De eerste groep zijn de streng gelovigen. Die willen bekering, nu. Fossiel is fout. Alles moet anders. Liefst gisteren. De auto de deur uit, de gaskraan dicht, nooit meer vliegvakantie. Ze kijken je hoofdschuddend aan als je zegt dat je nog gewoon op een ouderwets fornuis kookt. Zij zien de wereld branden, en zichzelf als de brandweermannen – alleen zonder slang.
De tweede groep is minder vurig, maar blijft overtuigd. Ze willen ook best hun leven aanpassen, maar liever met subsidie en zonder koude voeten. Zonnepanelen op het dak? Prima, als de salderingsregeling nog geldt. Warmtepomp? Ja, als de kruipruimte droog is. Ze staan open voor verandering – maar het moet wel een beetje financieel te doen zijn.
En dan heb je nog de afvalligen.
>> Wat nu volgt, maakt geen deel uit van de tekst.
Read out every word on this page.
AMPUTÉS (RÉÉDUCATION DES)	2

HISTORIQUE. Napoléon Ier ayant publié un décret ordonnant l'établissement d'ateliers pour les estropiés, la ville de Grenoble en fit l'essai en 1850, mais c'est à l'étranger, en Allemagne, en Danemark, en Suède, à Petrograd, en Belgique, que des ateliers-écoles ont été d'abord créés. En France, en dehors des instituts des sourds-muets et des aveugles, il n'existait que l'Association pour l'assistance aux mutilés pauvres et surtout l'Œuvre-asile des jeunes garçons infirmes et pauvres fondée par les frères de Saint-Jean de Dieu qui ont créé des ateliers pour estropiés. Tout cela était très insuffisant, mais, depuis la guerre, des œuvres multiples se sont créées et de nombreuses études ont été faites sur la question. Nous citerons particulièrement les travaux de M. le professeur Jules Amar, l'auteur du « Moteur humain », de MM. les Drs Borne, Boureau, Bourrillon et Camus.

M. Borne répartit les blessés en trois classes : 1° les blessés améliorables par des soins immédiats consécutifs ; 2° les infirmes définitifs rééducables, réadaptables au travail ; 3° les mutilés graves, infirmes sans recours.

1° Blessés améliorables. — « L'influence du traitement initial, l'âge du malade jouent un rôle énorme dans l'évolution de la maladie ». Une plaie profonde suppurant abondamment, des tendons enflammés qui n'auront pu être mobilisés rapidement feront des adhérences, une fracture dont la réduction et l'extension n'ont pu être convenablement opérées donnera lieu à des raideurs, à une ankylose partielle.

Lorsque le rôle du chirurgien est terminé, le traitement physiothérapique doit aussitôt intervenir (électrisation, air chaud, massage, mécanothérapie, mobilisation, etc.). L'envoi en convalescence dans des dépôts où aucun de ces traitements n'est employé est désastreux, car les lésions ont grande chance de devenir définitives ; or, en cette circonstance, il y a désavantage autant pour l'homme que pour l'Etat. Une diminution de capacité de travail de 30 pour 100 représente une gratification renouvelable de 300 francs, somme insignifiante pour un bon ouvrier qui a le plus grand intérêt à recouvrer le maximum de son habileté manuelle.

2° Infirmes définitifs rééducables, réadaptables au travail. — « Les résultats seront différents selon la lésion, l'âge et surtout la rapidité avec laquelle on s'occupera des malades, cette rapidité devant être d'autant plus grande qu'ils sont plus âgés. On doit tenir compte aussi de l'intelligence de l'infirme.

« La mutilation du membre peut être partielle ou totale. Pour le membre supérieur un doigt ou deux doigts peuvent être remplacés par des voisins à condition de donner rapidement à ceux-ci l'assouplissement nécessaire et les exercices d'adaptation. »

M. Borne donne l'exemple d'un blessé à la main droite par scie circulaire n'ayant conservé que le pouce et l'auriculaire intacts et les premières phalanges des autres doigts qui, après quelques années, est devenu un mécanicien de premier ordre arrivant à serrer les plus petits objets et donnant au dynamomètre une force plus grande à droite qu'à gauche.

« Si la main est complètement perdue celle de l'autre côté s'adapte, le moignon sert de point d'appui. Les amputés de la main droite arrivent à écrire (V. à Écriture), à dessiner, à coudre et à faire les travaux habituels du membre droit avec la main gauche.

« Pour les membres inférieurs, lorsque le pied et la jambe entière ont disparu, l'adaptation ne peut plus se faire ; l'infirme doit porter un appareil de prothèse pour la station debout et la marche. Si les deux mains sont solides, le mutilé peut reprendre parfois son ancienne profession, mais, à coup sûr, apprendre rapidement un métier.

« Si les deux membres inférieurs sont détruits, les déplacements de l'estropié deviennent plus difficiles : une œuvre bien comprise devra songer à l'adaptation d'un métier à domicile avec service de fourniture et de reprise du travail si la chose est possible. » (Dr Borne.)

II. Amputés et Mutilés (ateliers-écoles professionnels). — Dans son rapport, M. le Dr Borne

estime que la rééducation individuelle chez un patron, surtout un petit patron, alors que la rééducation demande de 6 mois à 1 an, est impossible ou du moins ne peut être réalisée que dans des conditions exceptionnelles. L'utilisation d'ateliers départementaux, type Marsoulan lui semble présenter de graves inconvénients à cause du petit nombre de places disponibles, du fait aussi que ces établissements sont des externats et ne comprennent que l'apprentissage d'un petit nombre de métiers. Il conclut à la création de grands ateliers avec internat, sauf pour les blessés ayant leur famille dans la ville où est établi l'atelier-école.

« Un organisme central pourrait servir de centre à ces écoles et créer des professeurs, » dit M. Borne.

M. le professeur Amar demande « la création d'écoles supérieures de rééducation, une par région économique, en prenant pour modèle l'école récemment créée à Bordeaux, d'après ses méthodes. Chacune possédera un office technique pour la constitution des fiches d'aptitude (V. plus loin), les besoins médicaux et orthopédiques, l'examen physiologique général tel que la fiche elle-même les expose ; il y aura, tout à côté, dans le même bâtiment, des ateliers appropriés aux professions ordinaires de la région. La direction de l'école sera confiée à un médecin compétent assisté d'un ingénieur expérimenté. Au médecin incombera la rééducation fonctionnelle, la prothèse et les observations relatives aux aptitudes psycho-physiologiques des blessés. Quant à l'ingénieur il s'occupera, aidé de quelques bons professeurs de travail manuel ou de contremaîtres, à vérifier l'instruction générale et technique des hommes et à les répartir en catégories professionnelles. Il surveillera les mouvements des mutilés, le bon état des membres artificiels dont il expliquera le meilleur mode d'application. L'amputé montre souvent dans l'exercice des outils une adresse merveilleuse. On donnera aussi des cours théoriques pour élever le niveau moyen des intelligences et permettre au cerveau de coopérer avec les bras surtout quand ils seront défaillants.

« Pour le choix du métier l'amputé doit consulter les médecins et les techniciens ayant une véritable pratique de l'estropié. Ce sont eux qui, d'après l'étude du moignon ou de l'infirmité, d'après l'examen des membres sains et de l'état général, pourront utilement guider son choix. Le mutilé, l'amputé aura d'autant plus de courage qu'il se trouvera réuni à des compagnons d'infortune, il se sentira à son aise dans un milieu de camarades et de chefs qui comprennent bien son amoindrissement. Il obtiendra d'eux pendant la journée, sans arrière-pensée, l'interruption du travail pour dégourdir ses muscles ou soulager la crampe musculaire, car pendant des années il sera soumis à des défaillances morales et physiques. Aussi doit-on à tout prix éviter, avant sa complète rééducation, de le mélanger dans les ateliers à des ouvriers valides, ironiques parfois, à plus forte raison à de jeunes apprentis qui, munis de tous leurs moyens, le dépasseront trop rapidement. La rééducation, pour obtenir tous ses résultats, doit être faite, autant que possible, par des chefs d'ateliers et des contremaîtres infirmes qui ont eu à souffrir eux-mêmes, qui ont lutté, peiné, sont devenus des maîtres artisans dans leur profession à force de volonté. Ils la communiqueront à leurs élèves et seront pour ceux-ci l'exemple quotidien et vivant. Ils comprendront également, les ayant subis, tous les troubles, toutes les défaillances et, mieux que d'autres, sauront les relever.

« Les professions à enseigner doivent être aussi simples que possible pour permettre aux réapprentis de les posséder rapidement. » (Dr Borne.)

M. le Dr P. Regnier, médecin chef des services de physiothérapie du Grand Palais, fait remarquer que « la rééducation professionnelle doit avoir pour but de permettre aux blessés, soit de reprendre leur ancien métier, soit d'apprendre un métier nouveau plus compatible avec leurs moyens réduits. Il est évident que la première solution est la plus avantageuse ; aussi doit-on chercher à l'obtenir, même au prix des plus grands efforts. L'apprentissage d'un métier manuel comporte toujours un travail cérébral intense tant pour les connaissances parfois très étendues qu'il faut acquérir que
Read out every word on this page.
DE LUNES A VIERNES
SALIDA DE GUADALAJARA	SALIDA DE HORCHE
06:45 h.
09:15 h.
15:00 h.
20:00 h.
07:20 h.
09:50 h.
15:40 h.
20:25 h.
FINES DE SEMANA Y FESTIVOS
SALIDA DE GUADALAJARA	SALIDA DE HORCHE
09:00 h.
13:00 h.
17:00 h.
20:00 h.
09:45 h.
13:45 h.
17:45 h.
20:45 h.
Of eigenlijk: de klimaatheidenen. Die geloven er geen snars van. Ze wijzen naar vroeger – naar de hete zomer van 1976 of de strenge winter van ’63 – als bewijs dat het klimaat altijd al schommelde. Ze zeggen: “Het waait wel weer over.” Voor hen is klimaatverandering geen crisis, maar een hype. Een kans waar vooral anderen iets aan verdienen – van beleidsmakers tot mensen die hun deugdzaamheid graag delen, terwijl jij de rekening betaalt.
Ergens in het midden van die richtingenstrijd zit ik. Gewoon, in m’n tuin, met m’n gietertje en m’n twijfels. Ik zie dat het klimaat verandert. Mijn bloemenweelde staat òf droog, òf ze verzuipen inplaats van dat ze gewoon groeit. Maar ik weet ook dat wij mensen houden van stelligheid. En stelligheid is vaak de vijand van begrijpen.
Het zonnepaneel is de nieuwe biechtstoel, de elektrische auto het kerkbankje. En wie nog aardgas gebruikt, is rijp voor de morele tribunalen.
Misschien is dat wel het echte klimaatprobleem: we luisteren steeds minder naar elkaar en geloven steeds meer in ons eigen gelijk. Elk kamp zingt zijn eigen klimaatpsalmen. Iedereen vertrouwt op z’n eigen heilige bronnen. En intussen hopen we op een wonder – op techniek die het klimaatprobleem oplost zonder dat we ons leven echt moeten aanpassen.
Maar de aarde trekt zich niets aan van ons gelijk. De grond hier in West-Friesland droogt op, barst open, en zuigt zich daarna weer vol in één nacht. Het land verandert. Langzaam, maar zeker.
Misschien warmt de aarde wel minder op dan wij elkaar.